BoPeeps, “cute and comfy lingerie designed by women for women.” American-born designer Bo Mcdonald worked for over eleven years as an executive in the music video business, dividing her time between Los Angeles and New York. When she moved to London following her marriage to a Scotsman she launched BoPeeps, her answer to the need for “comfort and style,” especially when it comes to knickers. Believing that “what goes around comes around,” their garments are manufactured at small, family owned and operated factory in Taiwan. “All of the machinists are adults who work in a temperature controlled area with reasonable hours.” It seems that cute can be conscientious.

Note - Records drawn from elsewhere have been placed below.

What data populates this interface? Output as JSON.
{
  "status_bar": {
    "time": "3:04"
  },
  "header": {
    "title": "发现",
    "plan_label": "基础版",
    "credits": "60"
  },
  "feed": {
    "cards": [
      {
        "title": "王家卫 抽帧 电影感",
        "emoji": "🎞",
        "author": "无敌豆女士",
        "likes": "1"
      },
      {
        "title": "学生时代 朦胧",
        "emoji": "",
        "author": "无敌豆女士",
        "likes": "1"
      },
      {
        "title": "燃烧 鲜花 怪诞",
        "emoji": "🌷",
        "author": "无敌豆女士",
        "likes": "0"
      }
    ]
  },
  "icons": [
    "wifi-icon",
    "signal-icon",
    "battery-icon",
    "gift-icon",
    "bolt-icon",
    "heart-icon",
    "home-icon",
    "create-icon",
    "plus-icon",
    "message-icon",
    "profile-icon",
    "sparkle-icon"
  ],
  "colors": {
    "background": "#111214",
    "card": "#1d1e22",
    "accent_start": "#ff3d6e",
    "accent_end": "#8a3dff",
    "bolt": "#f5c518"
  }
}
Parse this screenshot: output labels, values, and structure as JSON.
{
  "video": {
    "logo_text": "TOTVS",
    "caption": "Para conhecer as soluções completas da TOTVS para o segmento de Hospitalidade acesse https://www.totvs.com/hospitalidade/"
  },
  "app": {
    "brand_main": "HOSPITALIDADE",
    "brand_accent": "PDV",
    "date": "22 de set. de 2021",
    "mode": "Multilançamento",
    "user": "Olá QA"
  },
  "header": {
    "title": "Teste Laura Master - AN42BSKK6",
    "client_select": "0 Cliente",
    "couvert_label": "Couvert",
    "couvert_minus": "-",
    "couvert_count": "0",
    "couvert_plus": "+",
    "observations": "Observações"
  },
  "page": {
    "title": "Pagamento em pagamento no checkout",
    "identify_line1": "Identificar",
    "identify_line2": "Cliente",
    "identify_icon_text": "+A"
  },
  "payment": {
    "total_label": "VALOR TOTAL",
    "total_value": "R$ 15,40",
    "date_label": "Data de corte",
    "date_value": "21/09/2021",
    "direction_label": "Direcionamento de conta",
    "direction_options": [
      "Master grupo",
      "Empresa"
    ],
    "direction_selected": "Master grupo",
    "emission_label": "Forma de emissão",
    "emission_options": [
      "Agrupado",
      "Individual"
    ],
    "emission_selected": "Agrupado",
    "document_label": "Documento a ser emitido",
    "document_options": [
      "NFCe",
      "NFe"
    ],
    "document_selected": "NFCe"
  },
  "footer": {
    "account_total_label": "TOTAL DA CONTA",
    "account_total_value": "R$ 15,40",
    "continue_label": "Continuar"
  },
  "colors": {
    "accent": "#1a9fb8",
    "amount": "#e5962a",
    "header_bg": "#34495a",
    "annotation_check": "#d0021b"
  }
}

And there’s one successful, eponymous brand that’s doing good while making you look good. Chances are that the Kate Spade hat, scarf, or pair of mittens you received at Christmas (or purchased for yourself) was hand-made by female war survivors in Bosnia and Herzegovina. Elle contributor Anne Slowey wrote about the initiative in the November 2009 issue and online. According to Slowey, the company has contracted with a Women for Women International (WfWI) micro-credit and jobs program in the war-torn region, providing much-needed employment for 300 Bosnian women. In fact, “The Bosnian project has been such a success that Kate Spade recently enlisted WfWI to hire workers for them in Rwanda.” Hopeful news all around.
Doing business while doing good in an ongoing, sustainable way. Changing the lives of others. Let’s hope it is a trend, and that it’s here to stay.